1

I have a huge data.table dt (almost 1.5 million rows) let say i want to apply a user defined function growth.ls to its rows, where scols (some columns in dt) are the arguments as

growth.ls <- function(values){
  if (any(!is.finite(values)) || any(values <= 0)) return(NA_real_)
  exp(lm(log(values) ~ (seq_along(values)))$coefficients[[2]] - 1) * 100}
dt[, `:=`(var = growth.ls(as.numeric(.SD))), .SDcols = scols, by = 1:nrow(dt)]

this process takes a very long time, I do not know if the problem is the growth.ls, or i am because i am using by: 1:nrow(dt).

Frank
  • 66,179
  • 8
  • 96
  • 180
Mohamed
  • 95
  • 7
  • Yeah, that is not a good way to use a data.frame or data.table -- you are splitting up into a large number of rows, then coercing each row from a data.table to a numeric vector.

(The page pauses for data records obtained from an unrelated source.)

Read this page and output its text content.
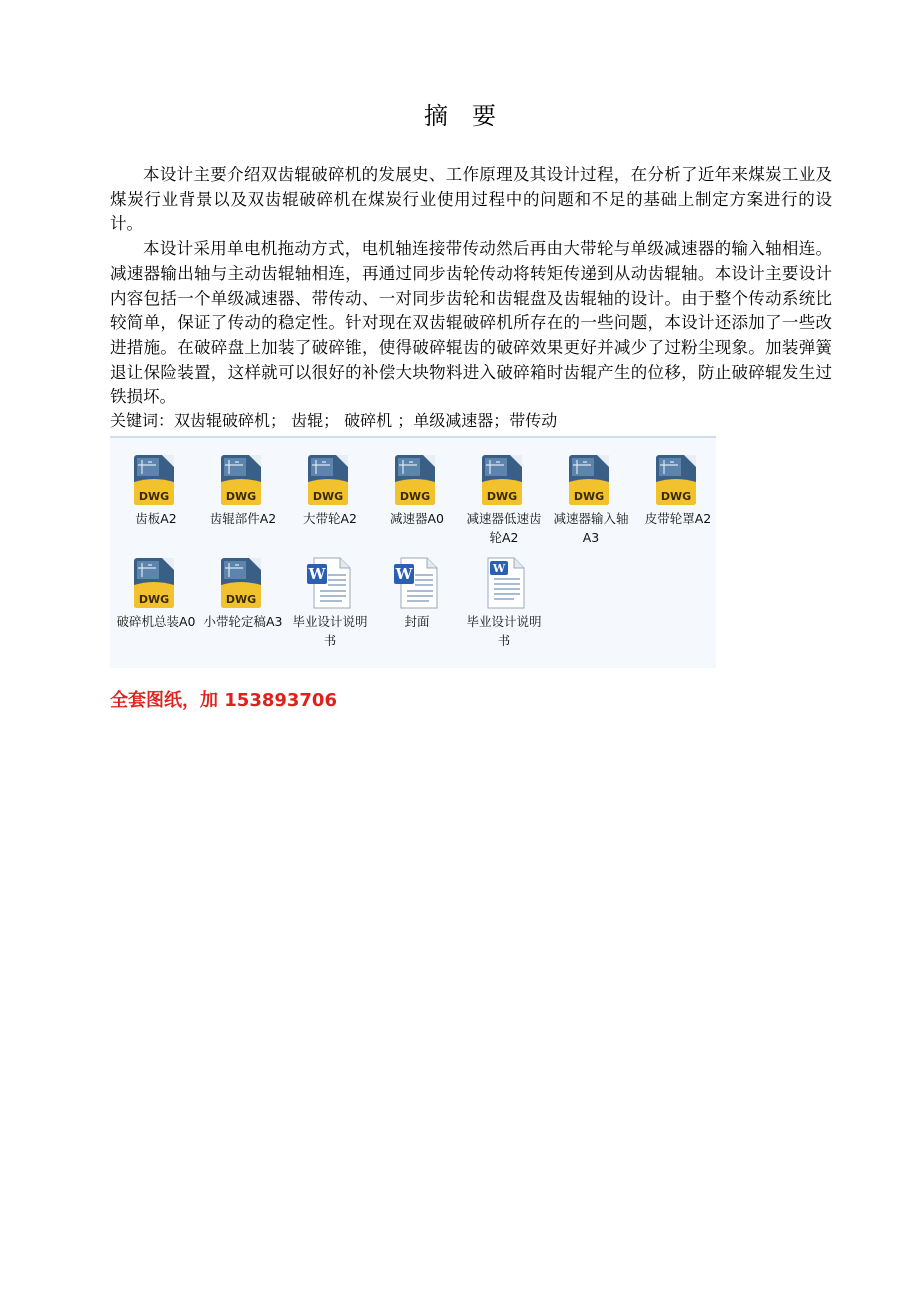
摘要

本设计主要介绍双齿辊破碎机的发展史、工作原理及其设计过程，在分析了近年来煤炭工业及煤炭行业背景以及双齿辊破碎机在煤炭行业使用过程中的问题和不足的基础上制定方案进行的设计。

本设计采用单电机拖动方式，电机轴连接带传动然后再由大带轮与单级减速器的输入轴相连。减速器输出轴与主动齿辊轴相连，再通过同步齿轮传动将转矩传递到从动齿辊轴。本设计主要设计内容包括一个单级减速器、带传动、一对同步齿轮和齿辊盘及齿辊轴的设计。由于整个传动系统比较简单，保证了传动的稳定性。针对现在双齿辊破碎机所存在的一些问题，本设计还添加了一些改进措施。在破碎盘上加装了破碎锥，使得破碎辊齿的破碎效果更好并减少了过粉尘现象。加装弹簧退让保险装置，这样就可以很好的补偿大块物料进入破碎箱时齿辊产生的位移，防止破碎辊发生过铁损坏。

关键词：双齿辊破碎机； 齿辊； 破碎机 ；单级减速器；带传动
DWG
齿板A2
DWG
齿辊部件A2
DWG
大带轮A2
DWG
减速器A0
DWG
减速器低速齿轮A2
DWG
减速器输入轴A3
DWG
皮带轮罩A2
DWG
破碎机总装A0
DWG
小带轮定稿A3
W
毕业设计说明书
W
封面
W
毕业设计说明书
全套图纸，加 153893706
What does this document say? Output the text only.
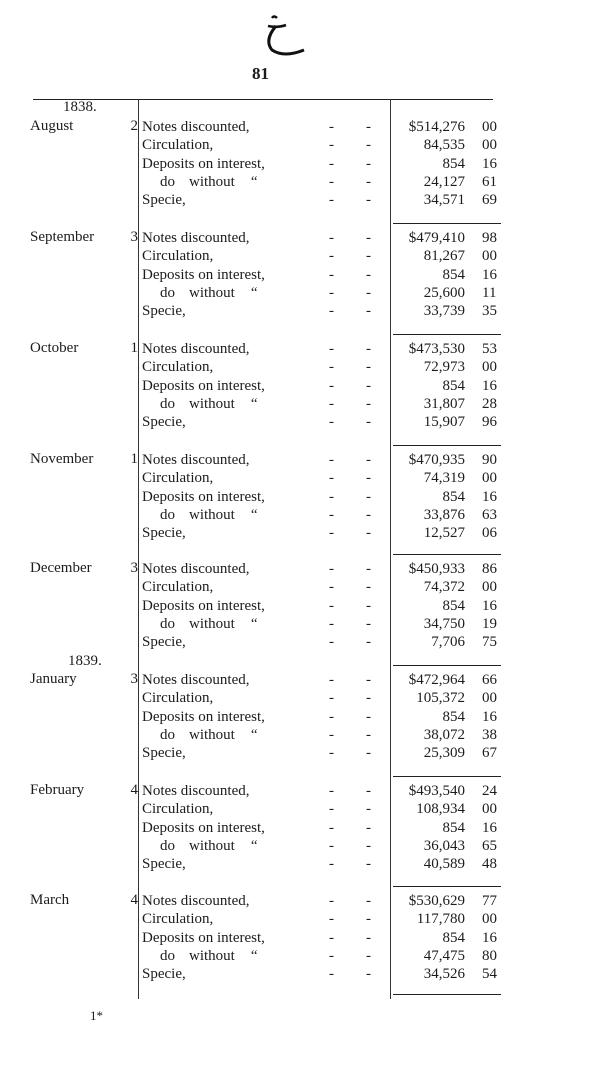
81
1838.
1839.
August	2 Notes discounted,	- -	$514,276 00
Circulation,	- -	84,535 00
Deposits on interest,	- -	854 16
do without “	- -	24,127 61
Specie,	- -	34,571 69
September 3 Notes discounted,	- -	$479,410 98
Circulation,	- -	81,267 00
Deposits on interest,	- -	854 16
do without “	- -	25,600 11
Specie,	- -	33,739 35
October	1 Notes discounted,	- -	$473,530 53
Circulation,	- -	72,973 00
Deposits on interest,	- -	854 16
do without “	- -	31,807 28
Specie,	- -	15,907 96
November 1 Notes discounted,	- -	$470,935 90
Circulation,	- -	74,319 00
Deposits on interest,	- -	854 16
do without “	- -	33,876 63
Specie,	- -	12,527 06
December	3 Notes discounted,	- -	$450,933 86
Circulation,	- -	74,372 00
Deposits on interest,	- -	854 16
do without “	- -	34,750 19
Specie,	- -	7,706 75
January	3 Notes discounted,	- -	$472,964 66
Circulation,	- -	105,372 00
Deposits on interest,	- -	854 16
do without “	- -	38,072 38
Specie,	- -	25,309 67
February	4 Notes discounted,	- -	$493,540 24
Circulation,	- -	108,934 00
Deposits on interest,	- -	854 16
do without “	- -	36,043 65
Specie,	- -	40,589 48
March	4 Notes discounted,	- -	$530,629 77
Circulation,	- -	117,780 00
Deposits on interest,	- -	854 16
do without “	- -	47,475 80
Specie,	- -	34,526 54
1*
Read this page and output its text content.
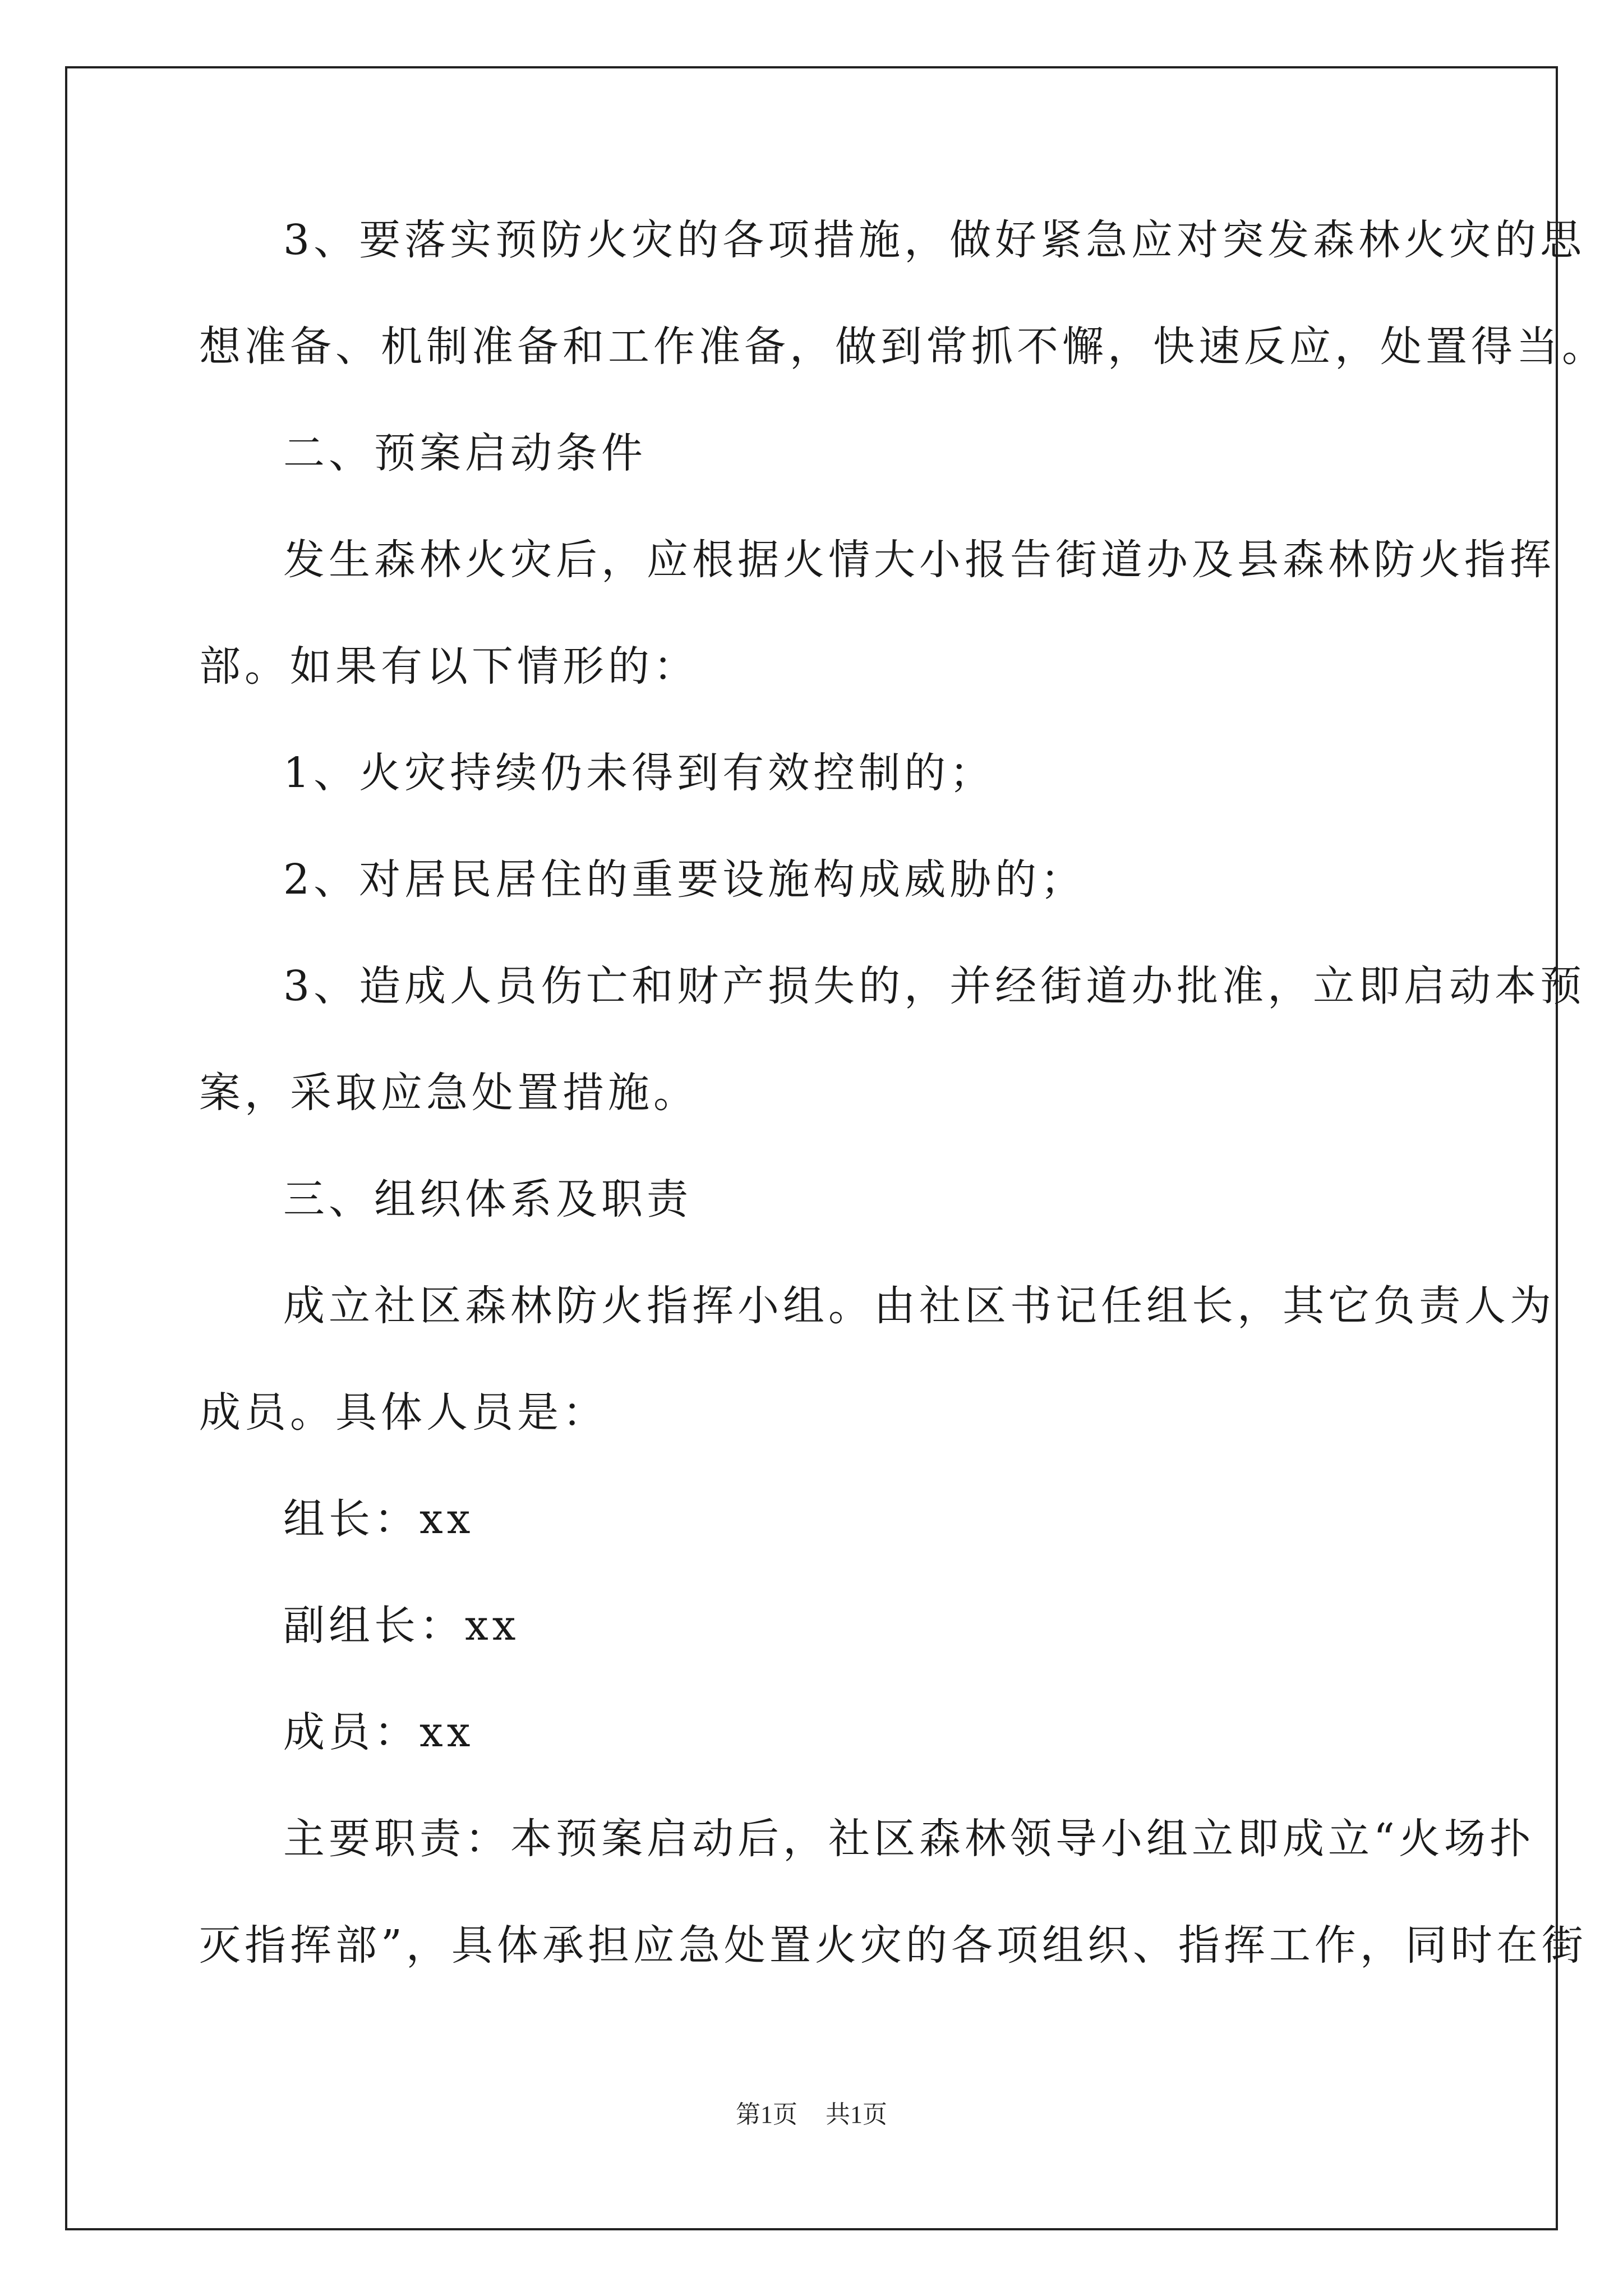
3、要落实预防火灾的各项措施，做好紧急应对突发森林火灾的思
想准备、机制准备和工作准备，做到常抓不懈，快速反应，处置得当。
二、预案启动条件
发生森林火灾后，应根据火情大小报告街道办及县森林防火指挥
部。如果有以下情形的：
1、火灾持续仍未得到有效控制的；
2、对居民居住的重要设施构成威胁的；
3、造成人员伤亡和财产损失的，并经街道办批准，立即启动本预
案，采取应急处置措施。
三、组织体系及职责
成立社区森林防火指挥小组。由社区书记任组长，其它负责人为
成员。具体人员是：
组长：xx
副组长：xx
成员：xx
主要职责：本预案启动后，社区森林领导小组立即成立“火场扑
灭指挥部”，具体承担应急处置火灾的各项组织、指挥工作，同时在街
第1页 共1页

Try using `melt` to put your data in long form instead maybe – Frank Feb 19 '18 at 19:39
  • you can probably speed things up a lot by using `lm.fit`; pre-allocating your model matrix (`X <- cbind(1,1:ncol(dt))`); and possibly even computing the regression slope [directly](http://www.statisticshowto.com/how-to-find-a-linear-regression-slope/) - you can precompute everything except sum(y) and sum(x*y) ... – Ben Bolker Feb 19 '18 at 20:05
  • Is it possible to provide an example so i could try it. – Mohamed Feb 19 '18 at 20:24
  • not right now. maybe someone else will come along and provide one. – Ben Bolker Feb 19 '18 at 20:49
  • relevant: https://stackoverflow.com/questions/29803993/fast-linear-regression-by-group/29806540#29806540 and a rolling version: https://codereview.stackexchange.com/questions/125509/rolling-regressions-in-r – chinsoon12 Feb 20 '18 at 01:20
  • x <- data.table(y = letters[1:4], x1990 = c(1,1,1,2), x1991 = c(2,1,1,1), x1992 = c(3,3,3,0.5), x1993 = c(5,2,2,4), x1994 = c(7,3, 5, NA_real_), x1995 = c(9, 8, 10,1)) if applied growth.ls to year columns (x1990: x1995) apply(x[, paste0("x", 1990:1995), with = FALSE], 1, growth.ls) # [1] 56.88514 53.77536 58.00203 NA I want to use this concept to produce a column in x called "growth" using data.table. – Mohamed Feb 20 '18 at 04:38

1 Answers1

1

What about this (using multicores with data.table):

library(parallel)
cl = makeCluster(detectCores())
choose_cols = startsWith(colnames(df),'x')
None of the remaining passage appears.